L’aventure calédonienne.
A son arrivée, il remarque la simplicité du port, la rusticité des maisons, les routes qui ne sont alors que des chemins poussiéreux rendant les déplacements difficiles.
Il est pharmacien et, très vite, il pense à l’aviation sanitaire pour améliorer les transports. De plus, de nombreuses îles pourraient ainsi sortir de leur isolement.
Mais le pays, très bosselé, ne se prête guère aux atterrissages. « J’ai emprunté un compresseur et avec l’aide de quelques camarades et d’une dizaine de prisonniers canaques, nous avons construit dans le fond d’une vallée, deux pistes d’envol permettant de décoller par tous les vents. Puis, nous avons bâti un hangar rustique, couvert de chaume. », raconte “t-il.

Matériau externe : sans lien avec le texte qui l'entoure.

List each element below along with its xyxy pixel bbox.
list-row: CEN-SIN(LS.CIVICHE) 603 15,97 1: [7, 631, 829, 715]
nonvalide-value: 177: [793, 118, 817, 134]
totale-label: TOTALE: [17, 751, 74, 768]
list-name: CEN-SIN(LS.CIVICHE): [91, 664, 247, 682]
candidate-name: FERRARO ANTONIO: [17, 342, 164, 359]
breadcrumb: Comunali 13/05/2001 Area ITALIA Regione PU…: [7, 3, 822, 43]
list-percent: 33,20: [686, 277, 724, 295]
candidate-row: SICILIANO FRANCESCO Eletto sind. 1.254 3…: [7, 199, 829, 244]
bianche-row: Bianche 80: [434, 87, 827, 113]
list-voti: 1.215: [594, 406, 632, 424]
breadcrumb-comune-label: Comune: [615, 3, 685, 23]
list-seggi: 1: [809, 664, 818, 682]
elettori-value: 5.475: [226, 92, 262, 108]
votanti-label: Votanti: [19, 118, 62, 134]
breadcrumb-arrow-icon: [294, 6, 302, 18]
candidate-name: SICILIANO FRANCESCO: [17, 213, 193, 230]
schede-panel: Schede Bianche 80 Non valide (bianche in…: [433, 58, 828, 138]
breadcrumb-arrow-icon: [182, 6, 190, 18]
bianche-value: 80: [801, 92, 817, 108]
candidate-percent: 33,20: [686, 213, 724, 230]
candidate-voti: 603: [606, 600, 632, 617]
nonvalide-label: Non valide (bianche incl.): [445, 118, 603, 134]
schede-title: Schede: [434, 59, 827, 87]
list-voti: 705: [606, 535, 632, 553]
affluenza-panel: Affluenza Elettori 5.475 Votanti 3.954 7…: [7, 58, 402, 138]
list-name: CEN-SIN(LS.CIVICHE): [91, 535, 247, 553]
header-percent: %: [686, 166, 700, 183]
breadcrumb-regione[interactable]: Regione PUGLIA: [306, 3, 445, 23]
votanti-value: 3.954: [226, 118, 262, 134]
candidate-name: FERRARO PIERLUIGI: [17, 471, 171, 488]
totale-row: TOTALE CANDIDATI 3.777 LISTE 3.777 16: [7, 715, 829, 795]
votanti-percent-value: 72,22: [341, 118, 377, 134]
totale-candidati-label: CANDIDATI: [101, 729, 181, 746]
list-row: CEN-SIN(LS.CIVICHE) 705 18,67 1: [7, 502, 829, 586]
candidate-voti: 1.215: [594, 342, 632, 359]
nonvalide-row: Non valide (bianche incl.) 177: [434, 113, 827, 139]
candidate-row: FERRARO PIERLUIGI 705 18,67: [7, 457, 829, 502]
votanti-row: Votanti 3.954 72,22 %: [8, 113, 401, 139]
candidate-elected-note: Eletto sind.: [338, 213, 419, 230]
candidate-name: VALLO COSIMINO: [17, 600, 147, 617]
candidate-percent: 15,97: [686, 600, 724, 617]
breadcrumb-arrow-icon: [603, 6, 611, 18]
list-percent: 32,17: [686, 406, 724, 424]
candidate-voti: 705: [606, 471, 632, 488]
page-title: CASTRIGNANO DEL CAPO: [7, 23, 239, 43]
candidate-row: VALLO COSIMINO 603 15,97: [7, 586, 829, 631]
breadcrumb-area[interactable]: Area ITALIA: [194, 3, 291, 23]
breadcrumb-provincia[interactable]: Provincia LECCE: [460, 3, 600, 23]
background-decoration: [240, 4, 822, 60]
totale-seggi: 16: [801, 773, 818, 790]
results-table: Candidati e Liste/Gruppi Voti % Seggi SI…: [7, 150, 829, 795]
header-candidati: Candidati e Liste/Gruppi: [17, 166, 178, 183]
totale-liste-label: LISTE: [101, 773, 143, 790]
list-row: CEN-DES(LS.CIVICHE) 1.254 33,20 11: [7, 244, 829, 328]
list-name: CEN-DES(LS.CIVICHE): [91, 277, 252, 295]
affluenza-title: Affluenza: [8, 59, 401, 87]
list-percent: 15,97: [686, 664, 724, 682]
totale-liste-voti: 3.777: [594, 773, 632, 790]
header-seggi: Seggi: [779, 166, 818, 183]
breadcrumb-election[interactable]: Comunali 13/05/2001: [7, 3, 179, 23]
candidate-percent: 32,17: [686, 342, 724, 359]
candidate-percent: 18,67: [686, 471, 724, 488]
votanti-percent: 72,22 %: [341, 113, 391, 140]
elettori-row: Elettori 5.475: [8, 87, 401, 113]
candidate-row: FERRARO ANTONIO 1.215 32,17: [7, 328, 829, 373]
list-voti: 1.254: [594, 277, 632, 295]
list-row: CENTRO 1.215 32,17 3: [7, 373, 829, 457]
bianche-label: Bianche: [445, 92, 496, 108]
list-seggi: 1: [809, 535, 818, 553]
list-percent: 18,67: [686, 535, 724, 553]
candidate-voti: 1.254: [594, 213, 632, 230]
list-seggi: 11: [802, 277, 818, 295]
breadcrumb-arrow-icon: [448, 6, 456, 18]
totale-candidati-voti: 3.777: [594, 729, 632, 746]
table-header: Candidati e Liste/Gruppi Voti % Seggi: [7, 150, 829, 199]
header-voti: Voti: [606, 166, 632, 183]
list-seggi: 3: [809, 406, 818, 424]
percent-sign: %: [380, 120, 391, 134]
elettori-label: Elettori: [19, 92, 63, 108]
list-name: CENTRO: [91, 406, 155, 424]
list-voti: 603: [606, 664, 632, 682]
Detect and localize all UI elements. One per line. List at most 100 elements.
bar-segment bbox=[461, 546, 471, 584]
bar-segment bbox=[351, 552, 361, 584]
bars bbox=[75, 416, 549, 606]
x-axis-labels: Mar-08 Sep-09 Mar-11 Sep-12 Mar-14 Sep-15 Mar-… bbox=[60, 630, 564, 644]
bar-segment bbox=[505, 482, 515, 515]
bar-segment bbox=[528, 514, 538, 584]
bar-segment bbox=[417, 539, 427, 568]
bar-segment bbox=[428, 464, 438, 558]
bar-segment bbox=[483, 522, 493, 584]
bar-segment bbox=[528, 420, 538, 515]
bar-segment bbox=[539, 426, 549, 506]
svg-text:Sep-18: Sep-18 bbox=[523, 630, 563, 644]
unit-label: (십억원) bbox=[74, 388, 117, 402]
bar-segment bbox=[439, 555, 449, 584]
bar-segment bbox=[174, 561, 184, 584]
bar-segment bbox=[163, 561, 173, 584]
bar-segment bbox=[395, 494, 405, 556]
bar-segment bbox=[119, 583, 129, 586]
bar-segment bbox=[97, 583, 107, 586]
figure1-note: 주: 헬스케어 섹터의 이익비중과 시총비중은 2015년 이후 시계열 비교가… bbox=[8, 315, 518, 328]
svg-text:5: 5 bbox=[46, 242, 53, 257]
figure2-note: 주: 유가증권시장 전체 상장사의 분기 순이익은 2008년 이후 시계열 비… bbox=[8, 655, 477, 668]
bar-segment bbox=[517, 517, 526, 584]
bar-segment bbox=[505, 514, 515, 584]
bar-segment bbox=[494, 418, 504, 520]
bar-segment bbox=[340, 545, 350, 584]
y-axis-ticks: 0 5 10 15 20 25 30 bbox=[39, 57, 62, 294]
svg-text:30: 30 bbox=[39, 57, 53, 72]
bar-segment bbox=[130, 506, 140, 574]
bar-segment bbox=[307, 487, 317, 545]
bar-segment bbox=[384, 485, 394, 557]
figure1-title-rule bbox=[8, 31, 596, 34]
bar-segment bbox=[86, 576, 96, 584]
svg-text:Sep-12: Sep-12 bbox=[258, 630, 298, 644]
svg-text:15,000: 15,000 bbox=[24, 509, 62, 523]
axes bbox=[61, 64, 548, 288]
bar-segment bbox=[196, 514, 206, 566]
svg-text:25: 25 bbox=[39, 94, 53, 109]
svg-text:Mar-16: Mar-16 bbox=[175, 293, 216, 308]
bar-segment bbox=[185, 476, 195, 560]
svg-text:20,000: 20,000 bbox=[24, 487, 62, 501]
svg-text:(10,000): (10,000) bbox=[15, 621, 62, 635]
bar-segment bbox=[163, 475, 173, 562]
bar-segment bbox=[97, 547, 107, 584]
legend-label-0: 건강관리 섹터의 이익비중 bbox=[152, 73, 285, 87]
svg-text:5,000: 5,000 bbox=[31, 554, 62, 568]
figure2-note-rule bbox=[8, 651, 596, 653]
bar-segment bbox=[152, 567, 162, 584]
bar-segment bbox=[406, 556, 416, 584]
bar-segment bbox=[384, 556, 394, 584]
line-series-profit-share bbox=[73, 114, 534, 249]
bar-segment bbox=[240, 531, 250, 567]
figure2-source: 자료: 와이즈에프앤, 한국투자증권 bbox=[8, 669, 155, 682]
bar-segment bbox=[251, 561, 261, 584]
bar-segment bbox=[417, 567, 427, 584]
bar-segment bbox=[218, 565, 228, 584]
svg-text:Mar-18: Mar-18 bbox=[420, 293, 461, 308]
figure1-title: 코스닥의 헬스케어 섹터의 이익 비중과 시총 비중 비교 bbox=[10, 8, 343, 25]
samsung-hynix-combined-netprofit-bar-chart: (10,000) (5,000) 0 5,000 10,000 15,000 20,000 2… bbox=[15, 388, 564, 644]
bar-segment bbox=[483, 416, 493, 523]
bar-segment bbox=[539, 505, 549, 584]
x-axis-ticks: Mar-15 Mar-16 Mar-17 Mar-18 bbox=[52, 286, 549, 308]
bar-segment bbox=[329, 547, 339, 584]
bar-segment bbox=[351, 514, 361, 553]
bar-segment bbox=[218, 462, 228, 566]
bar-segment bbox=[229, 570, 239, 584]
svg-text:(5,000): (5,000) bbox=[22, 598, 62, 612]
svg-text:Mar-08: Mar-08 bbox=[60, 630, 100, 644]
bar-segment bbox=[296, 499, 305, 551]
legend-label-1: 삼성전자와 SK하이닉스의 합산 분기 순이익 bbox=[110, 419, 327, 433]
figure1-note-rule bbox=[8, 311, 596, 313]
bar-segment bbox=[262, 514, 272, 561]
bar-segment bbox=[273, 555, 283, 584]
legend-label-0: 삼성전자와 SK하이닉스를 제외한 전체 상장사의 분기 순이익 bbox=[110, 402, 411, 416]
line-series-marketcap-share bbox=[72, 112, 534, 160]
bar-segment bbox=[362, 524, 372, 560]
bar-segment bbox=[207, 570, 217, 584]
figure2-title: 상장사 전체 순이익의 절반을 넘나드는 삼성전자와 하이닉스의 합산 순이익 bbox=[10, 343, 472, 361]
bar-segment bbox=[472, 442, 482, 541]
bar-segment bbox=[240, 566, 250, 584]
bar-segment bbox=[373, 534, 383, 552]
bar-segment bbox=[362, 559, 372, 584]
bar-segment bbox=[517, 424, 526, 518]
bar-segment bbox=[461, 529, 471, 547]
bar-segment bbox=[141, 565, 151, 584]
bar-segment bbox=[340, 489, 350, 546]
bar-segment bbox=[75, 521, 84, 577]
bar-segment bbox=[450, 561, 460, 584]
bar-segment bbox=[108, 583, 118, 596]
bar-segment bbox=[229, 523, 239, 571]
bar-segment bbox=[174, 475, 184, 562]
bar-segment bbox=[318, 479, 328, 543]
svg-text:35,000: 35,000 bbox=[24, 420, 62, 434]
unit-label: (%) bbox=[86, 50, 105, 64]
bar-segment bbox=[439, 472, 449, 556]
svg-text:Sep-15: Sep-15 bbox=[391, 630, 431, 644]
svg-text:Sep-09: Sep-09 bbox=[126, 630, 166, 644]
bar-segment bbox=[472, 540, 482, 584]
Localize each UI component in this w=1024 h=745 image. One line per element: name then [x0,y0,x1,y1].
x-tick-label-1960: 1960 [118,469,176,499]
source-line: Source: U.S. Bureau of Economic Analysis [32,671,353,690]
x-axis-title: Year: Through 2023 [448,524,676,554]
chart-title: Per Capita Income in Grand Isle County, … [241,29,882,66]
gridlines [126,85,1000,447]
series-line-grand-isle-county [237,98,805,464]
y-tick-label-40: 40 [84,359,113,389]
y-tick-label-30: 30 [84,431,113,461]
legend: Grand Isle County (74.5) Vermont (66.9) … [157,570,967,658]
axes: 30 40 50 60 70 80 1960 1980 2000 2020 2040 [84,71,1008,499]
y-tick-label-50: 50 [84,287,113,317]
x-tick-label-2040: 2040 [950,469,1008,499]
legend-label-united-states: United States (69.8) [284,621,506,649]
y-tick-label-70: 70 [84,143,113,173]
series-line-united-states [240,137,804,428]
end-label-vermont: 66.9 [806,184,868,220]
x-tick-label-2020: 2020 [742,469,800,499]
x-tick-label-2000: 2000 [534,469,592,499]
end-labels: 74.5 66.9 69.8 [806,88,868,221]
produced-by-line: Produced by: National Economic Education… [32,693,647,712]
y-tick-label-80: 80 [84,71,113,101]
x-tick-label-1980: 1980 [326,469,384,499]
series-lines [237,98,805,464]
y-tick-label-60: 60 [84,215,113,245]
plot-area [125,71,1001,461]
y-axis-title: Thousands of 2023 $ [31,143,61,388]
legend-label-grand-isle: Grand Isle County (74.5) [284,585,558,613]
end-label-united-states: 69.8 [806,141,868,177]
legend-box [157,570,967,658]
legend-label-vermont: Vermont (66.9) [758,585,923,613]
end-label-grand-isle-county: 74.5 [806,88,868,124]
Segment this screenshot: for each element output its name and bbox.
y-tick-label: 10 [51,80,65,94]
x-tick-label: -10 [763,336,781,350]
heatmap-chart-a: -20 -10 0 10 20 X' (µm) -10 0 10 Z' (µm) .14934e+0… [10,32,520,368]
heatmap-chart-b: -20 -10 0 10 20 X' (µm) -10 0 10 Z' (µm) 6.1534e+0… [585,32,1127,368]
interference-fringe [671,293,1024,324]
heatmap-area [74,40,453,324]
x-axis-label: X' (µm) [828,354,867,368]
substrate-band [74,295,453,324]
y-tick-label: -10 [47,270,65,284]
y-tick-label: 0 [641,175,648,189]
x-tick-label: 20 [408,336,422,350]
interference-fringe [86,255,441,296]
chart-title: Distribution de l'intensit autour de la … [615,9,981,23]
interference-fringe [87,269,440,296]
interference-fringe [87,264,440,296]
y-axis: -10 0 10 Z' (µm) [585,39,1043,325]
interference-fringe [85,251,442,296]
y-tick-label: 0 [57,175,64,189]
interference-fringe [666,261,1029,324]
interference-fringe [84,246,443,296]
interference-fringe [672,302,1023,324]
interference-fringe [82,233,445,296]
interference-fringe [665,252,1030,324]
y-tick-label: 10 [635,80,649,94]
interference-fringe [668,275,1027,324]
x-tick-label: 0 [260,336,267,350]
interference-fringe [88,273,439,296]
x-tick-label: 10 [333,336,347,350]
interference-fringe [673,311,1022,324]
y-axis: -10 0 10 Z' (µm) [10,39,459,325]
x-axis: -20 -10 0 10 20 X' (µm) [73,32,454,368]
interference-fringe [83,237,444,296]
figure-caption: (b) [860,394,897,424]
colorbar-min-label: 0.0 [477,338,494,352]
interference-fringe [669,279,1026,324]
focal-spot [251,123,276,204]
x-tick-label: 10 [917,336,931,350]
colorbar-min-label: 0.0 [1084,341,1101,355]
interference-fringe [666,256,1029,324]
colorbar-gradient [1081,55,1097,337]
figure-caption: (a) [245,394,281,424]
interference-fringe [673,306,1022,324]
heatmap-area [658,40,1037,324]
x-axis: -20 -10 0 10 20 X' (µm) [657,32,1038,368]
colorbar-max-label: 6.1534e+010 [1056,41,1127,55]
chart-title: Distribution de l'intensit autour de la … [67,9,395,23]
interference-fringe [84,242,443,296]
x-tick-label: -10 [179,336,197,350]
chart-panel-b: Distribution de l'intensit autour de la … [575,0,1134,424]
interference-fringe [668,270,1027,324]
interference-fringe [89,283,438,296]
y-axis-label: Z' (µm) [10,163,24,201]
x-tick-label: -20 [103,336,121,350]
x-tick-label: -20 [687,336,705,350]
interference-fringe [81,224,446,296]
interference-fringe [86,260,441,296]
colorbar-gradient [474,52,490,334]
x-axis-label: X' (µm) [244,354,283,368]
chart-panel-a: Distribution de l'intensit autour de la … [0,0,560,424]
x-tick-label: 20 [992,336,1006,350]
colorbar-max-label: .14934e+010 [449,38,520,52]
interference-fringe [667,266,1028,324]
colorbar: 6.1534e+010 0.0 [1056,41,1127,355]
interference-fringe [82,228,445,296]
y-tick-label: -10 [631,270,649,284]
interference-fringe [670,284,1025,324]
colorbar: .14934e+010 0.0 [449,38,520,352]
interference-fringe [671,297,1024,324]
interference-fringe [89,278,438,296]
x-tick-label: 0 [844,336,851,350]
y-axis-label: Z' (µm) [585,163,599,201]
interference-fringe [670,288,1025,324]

Afin de faire aboutir ses projets d’aviation à Nouméa, il se fait tour à tour dessinateur, ingénieur, mécanicien-ajusteur, cantonnier et terrassier. La passion née dans sa tête d’enfant qui regardait les avions militaires se poser dans les champs de Sainte-Ménehould va devenir une obsession !
En 1934, il crée l’aéro-club qui porte aujourd’hui son nom. C’est un excellent tremplin pour obtenir le brevet de pilote ! Premier objectif : achat d’un avion : Ce sera un Potez 60. Pour le payer, une souscription est offerte à tous les calédoniens. Les dons affluent, certains même très modestes. S’y ajoutent les bénéfices d’un bal, la vente d’une belle maquette d’avion qui rapporte la somme énorme de 23 000 francs et une traite, avalisée conjointement par Henri et un autre passionné de l’aéro-club.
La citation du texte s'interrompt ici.